Ist die Angst vor Gen-Soja angebracht?

Laut Robert Suchanek wächst auf den nord- und südamerikanischen Soja-Feldern, und somit auf jenen der Hauptsoja-Produzenten, überwiegend eine gentechnisch veränderte Pflanze. Sie ist gegen das Unkrautvernichtungsmittel Roundup widerstandsfähig. Für Soja-Produkte wie Soßen, Joghurts oder Tofu besteht in der EU Kennzeichnungspflicht, wenn sie aus gentechnisch veränderten Pflanzen bestehen. Anders sieht es bei Fleisch aus, das von Tieren stammt, die damit gefüttert wurden. Laut Suchanek sind mehr als 60 Prozent des weltweit verfütterten Eiweißfuttermittels Soja-Schrot. Bislang konnten keine Fremdgene in Lebensmitteln nachgewiesen werden, die von diesen Tieren stammen, aber allein die Fütterung mit Soja hat Folgen: Bei Rindern ändert sich das Fettsäuremuster des Fleisch- und Milchfetts. Die Tiere liefern so gut wie keine Omega-3-Fettsäuren (blutdrucksenkend) mehr, denn die kommen in Soja nur in geringen Mengen vor.

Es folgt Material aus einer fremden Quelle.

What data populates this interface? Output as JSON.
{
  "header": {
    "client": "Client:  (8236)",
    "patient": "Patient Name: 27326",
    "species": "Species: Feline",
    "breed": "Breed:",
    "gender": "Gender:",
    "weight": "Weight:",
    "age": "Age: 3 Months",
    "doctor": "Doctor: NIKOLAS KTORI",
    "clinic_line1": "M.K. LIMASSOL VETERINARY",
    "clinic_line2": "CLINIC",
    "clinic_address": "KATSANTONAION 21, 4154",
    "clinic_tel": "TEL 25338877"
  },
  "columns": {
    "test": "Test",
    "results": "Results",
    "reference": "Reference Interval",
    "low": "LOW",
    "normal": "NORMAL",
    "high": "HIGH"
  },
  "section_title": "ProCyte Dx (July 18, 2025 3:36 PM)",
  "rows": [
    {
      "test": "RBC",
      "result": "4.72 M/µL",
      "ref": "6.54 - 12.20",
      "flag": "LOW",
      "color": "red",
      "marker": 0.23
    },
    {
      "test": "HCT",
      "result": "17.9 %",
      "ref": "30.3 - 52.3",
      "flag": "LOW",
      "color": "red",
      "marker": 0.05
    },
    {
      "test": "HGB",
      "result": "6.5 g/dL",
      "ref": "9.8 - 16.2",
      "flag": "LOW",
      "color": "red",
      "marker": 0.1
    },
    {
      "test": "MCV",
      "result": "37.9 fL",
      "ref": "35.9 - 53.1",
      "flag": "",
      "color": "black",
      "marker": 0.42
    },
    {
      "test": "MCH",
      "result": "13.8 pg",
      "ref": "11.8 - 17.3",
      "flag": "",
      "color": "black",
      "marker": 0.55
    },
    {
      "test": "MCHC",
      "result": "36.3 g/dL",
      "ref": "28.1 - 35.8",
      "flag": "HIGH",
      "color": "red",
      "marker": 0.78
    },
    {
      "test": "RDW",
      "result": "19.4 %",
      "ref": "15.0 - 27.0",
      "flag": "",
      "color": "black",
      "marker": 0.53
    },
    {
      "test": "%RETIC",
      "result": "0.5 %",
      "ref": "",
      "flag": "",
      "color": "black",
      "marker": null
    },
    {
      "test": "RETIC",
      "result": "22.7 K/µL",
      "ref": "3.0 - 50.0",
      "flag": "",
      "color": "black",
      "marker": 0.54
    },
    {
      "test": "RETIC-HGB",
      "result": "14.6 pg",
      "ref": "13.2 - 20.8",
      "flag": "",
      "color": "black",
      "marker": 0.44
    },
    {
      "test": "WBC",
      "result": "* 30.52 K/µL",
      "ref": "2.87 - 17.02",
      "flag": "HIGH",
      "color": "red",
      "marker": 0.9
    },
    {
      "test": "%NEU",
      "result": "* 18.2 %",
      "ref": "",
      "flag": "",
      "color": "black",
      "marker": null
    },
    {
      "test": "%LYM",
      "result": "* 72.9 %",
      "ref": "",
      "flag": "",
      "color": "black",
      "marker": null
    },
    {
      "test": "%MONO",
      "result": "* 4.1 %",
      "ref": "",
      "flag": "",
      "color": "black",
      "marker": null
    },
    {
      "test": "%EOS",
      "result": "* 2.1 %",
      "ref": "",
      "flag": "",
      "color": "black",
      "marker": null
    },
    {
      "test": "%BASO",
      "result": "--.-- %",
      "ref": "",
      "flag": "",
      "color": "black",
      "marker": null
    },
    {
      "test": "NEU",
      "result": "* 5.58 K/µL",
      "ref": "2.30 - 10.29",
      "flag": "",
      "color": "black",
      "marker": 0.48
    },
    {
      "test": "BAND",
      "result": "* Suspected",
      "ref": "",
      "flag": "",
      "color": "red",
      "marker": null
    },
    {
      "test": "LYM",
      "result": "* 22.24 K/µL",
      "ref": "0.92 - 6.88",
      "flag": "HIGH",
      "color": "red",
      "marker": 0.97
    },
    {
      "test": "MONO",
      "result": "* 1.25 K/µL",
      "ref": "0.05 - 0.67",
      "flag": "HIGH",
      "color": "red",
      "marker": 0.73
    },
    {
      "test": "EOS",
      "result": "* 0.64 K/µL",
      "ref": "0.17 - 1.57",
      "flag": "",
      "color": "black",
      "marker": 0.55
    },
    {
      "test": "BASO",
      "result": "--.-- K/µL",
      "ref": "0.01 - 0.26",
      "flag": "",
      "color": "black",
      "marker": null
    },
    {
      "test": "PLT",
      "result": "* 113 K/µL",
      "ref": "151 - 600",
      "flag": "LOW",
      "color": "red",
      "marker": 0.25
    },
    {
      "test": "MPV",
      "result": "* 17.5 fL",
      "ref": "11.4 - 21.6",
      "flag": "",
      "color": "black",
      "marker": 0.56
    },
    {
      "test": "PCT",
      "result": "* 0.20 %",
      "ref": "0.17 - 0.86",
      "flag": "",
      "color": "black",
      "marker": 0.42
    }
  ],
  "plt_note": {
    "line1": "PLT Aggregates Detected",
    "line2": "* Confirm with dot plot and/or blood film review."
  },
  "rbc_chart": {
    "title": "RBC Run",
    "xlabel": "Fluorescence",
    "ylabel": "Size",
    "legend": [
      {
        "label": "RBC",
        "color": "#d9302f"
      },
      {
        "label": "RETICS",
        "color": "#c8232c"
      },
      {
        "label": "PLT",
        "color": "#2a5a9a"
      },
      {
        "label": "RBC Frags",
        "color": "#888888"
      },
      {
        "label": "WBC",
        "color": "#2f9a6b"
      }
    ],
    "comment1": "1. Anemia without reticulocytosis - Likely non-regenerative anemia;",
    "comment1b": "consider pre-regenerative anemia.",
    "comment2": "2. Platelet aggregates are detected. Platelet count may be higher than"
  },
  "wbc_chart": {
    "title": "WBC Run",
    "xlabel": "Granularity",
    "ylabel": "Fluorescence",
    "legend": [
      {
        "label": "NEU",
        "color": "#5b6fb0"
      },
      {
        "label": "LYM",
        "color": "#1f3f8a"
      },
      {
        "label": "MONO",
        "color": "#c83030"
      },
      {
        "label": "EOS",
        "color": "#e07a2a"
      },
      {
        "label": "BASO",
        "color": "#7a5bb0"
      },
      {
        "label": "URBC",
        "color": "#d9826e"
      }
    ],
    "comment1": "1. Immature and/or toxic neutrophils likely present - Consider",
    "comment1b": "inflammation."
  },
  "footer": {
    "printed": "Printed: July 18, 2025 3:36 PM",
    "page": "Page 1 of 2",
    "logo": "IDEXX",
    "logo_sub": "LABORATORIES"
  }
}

Ist Soja eine Alternative für Allergiker?

Da Soja-Getränke keine Laktose enthalten, können sie laut Antje Gahl für Personen mit Laktoseintoleranz sinnvoll sein. Auch Kuhmilch-Allergiker greifen gerne auf Produkte aus der Bohne zurück. Allerdings gibt es Menschen, die gleichzeitig auf Kuhmilch und Soja-Eiweiß allergisch reagieren. Suchanek schreibt, dass die Zahl der Soja-Allergiker vor allem unter jungen Leuten steigt. Das stützen Informationen des Deutschen Allergie- und Asthmabunds. Er führt das auch darauf zurück, dass in den 60er Jahren Säuglingsnahrung auf Sojabasis auf den Markt kam. Oft tritt Soja-Allergie zusammen mit Nuss-Allergie auf.

Wer sollte auf Soja verzichten?

Experten raten für Säuglinge und Kleinkinder von Soja-Nahrung ab. Auch hier spielen die Isoflavone eine Rolle. Das BfR schreibt dazu: "Bei Versuchstieren gab es Hinweise, dass sich eine hohe Isoflavon-Zufuhr auf die Entwicklung der Fortpflanzungsorgane, auf das Immunsystem und die Schilddrüse auswirkt. Wie sich eine erhöhte Zufuhr an Isoflavonen bei Säuglingen langfristig auswirkt, ist nicht abschließend geklärt." Das BfR empfiehlt deshalb, bei Säuglingen nur nach ärztlicher Empfehlung auf Nahrungen aus Soja-Eiweiß zurückzugreifen.

Ist Soja überhaupt sinnvoll?

Auf die Menge kommt es an. Wer kein Allergiker ist und Soja-Produkte gerne isst, darf weiterhin seine Tofuwurst essen oder seinen Reis mit der schwarz-braunen Soße würzen. Abgeraten wird von Soja-Präparaten, die eine hohe Dosis Isoflavone enthalten. Allerdings ist eine gesunde Ernährung laut DGE auch ohne Soja problemlos möglich. Vegetarier, die Soja als Eiweißersatz verwenden, können auf proteinreiche Hülsenfrüchte ausweichen. Alternativen können Produkte aus Weizen oder Süßlupinen sein.